Screening young athletes: to ECG or not to ECG?

To ECG or not ECG? That is the question ever since Italian investigators claimed that adding an ECG test to the mandatory routine preparticipation screening of young athletes was feasible and effective in reducing the incidence of sudden cardiac death in young athletes. Now two new studies and an accompanying editorial have appeared in Annals of Internal Medicine. But since the papers contain quite different if not exactly contradictory messages, it is unlikely they will provide any resolution to the controversy.

510 athletes at Harvard University received an ECG in addition to routine preparticipation screening. The athletes also underwent transthoracic echocardiography (TTE) to help assess the predictive value of the ECG. Eleven of the 510 athletes were found to have cardiac abnormalities by TTE. Preparticipation screening with history and examination alone identified only 5 cases. ECG testing identified 5 more cases, yielding a 90.9% sensitivity rate. Of the 3 cases which ultimately required limitation of sports activity, all were identified by the combination of routine screening and ECG, but only 1 with routine screening alone.

The chief limitation of ECG testing was a significant increase in false positives. ECGs found 83 (16%) students with abnormalities.  The authors wrote: “A screening program that falsely identifies approximately 1 in 6 participants as having cardiac disease has substantial and perhaps prohibitive financial, emotional, and logistical ramifications.”

In the second study, Stanford researchers estimated the cost effectiveness of adding ECGs to routine screening. They found that ECG screening would save 2.06 life-years per 1000 athletes. At a cost of $89 per athletes this results in a cost-effectiveness ratio of $42,900 per life-year saved, which the authors said “can be considered cost-effective compared with common benchmarks.”

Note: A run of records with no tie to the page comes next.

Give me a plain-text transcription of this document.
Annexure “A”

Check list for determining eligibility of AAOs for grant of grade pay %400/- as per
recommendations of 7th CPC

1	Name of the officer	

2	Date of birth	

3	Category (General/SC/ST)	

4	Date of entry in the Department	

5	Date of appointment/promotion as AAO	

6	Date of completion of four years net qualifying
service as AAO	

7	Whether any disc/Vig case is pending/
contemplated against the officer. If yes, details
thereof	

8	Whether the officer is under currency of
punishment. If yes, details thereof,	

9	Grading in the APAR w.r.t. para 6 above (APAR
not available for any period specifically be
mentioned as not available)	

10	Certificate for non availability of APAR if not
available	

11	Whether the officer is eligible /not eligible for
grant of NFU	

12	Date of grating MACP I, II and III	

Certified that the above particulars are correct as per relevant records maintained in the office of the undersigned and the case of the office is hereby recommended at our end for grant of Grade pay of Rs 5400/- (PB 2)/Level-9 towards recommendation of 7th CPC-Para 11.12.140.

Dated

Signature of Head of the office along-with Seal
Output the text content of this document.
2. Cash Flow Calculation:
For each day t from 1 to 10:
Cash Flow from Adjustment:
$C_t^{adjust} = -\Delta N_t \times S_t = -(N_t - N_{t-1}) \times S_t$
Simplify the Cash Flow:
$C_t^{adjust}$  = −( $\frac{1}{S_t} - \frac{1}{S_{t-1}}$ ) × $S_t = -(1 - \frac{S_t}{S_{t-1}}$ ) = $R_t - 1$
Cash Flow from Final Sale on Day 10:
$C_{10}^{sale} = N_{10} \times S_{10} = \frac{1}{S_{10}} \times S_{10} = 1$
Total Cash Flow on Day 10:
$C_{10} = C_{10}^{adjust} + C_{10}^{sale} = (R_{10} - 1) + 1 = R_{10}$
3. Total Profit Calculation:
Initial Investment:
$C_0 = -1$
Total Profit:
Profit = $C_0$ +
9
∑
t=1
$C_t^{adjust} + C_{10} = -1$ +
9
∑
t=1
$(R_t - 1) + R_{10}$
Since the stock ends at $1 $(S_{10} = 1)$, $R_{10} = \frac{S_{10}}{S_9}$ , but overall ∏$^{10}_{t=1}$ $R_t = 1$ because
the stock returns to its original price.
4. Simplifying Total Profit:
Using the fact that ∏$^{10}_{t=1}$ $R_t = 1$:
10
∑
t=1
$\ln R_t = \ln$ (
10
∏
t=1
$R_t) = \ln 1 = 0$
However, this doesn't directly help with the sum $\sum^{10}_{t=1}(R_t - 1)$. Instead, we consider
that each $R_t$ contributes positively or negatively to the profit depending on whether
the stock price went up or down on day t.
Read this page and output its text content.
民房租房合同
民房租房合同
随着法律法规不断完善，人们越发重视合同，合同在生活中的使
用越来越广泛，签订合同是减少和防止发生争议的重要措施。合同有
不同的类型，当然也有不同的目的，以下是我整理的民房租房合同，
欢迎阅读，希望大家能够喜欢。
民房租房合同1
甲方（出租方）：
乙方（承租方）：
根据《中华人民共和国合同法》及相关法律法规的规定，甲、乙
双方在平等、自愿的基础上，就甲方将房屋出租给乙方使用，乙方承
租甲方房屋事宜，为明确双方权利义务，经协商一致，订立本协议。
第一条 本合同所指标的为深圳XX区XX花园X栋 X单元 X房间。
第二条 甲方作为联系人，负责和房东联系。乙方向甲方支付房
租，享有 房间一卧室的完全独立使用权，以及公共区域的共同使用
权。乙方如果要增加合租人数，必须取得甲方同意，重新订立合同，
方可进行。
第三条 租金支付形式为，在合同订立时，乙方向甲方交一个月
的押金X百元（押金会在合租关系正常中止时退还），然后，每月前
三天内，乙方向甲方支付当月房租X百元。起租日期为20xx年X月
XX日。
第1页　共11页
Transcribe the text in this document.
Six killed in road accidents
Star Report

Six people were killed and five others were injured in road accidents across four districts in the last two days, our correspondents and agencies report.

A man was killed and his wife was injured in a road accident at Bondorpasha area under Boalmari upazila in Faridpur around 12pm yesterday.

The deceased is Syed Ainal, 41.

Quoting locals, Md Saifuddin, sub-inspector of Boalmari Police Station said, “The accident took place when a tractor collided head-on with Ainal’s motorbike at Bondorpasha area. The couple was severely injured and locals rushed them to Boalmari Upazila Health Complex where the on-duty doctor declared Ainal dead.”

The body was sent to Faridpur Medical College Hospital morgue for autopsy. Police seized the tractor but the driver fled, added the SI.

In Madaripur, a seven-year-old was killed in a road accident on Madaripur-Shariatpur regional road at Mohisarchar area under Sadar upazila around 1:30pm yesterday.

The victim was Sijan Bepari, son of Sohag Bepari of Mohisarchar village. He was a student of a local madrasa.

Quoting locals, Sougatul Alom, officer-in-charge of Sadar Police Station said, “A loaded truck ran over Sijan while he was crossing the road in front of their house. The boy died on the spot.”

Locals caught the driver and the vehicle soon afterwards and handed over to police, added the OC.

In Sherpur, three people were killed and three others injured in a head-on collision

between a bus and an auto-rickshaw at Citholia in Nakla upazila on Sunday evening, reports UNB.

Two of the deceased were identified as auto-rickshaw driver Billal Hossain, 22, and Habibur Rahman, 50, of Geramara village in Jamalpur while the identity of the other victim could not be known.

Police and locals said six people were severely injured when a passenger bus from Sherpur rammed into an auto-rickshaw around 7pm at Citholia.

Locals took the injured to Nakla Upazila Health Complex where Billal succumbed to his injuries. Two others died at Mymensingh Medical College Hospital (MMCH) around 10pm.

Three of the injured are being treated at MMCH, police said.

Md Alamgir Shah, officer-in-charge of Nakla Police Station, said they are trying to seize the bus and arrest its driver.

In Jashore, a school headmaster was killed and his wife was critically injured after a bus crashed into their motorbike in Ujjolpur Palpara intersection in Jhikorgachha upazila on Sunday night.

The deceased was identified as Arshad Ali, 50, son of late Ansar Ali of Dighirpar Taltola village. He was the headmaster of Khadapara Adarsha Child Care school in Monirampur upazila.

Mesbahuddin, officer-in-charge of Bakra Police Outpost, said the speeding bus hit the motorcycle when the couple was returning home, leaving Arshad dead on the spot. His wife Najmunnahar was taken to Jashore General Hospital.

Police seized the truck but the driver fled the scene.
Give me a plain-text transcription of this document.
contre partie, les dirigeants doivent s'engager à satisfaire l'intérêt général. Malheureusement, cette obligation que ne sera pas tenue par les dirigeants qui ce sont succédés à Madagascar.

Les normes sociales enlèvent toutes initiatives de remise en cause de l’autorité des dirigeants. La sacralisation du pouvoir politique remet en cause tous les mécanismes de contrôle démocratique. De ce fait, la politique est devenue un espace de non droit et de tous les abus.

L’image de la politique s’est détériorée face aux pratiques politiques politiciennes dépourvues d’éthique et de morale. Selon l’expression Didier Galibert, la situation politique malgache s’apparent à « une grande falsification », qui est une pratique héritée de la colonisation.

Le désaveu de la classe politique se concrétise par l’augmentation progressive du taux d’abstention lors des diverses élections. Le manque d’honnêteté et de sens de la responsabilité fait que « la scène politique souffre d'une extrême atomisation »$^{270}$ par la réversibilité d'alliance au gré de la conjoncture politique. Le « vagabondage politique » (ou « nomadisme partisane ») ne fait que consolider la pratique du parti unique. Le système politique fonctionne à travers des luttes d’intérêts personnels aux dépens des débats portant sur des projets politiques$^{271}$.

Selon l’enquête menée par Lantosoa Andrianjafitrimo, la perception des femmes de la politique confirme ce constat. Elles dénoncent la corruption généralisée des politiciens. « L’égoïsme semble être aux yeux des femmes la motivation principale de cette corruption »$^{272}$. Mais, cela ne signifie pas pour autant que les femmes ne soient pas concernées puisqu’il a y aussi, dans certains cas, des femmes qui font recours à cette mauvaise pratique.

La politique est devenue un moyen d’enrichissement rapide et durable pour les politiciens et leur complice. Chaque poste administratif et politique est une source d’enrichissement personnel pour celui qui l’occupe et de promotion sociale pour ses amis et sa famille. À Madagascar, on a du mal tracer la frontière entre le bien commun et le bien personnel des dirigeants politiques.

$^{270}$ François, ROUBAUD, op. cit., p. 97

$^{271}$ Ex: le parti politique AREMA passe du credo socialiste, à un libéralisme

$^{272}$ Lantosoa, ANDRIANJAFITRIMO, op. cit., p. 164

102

In an accompanying editorial, Barry Maron notes the “attraction” of ECG screening in this population but urges “prudent restraint.” He notes a number of problems with mandated screening in the US. In addition to various “societal, cultural, and legal considerations,” Maron makes the following points:

  • Given that most cases of sudden death occur in nonathletes, any systematic program would need to include all children in the US, not just athletes
  • The low absolute rate of events
  • The low specificity and high rate of false positives associated with ECG testing
  • The $2 billion estimated annual cost

Maron concludes:

“The attraction of the Italian screening model is perhaps understandable, given that ECG is a relatively simple and inexpensive test that the medical community is comfortable in performing. However, on closer inspection, when even such an apparently “simple” test is applied to large, healthy populations, important limitations become obvious, temporizing initial enthusiasm with prudent restraint. At this time, the aforementioned obstacles probably prohibit the creation of a mandatory, systematic preparticipation screening program with ECGs confined to young persons in competitive sports in the United States.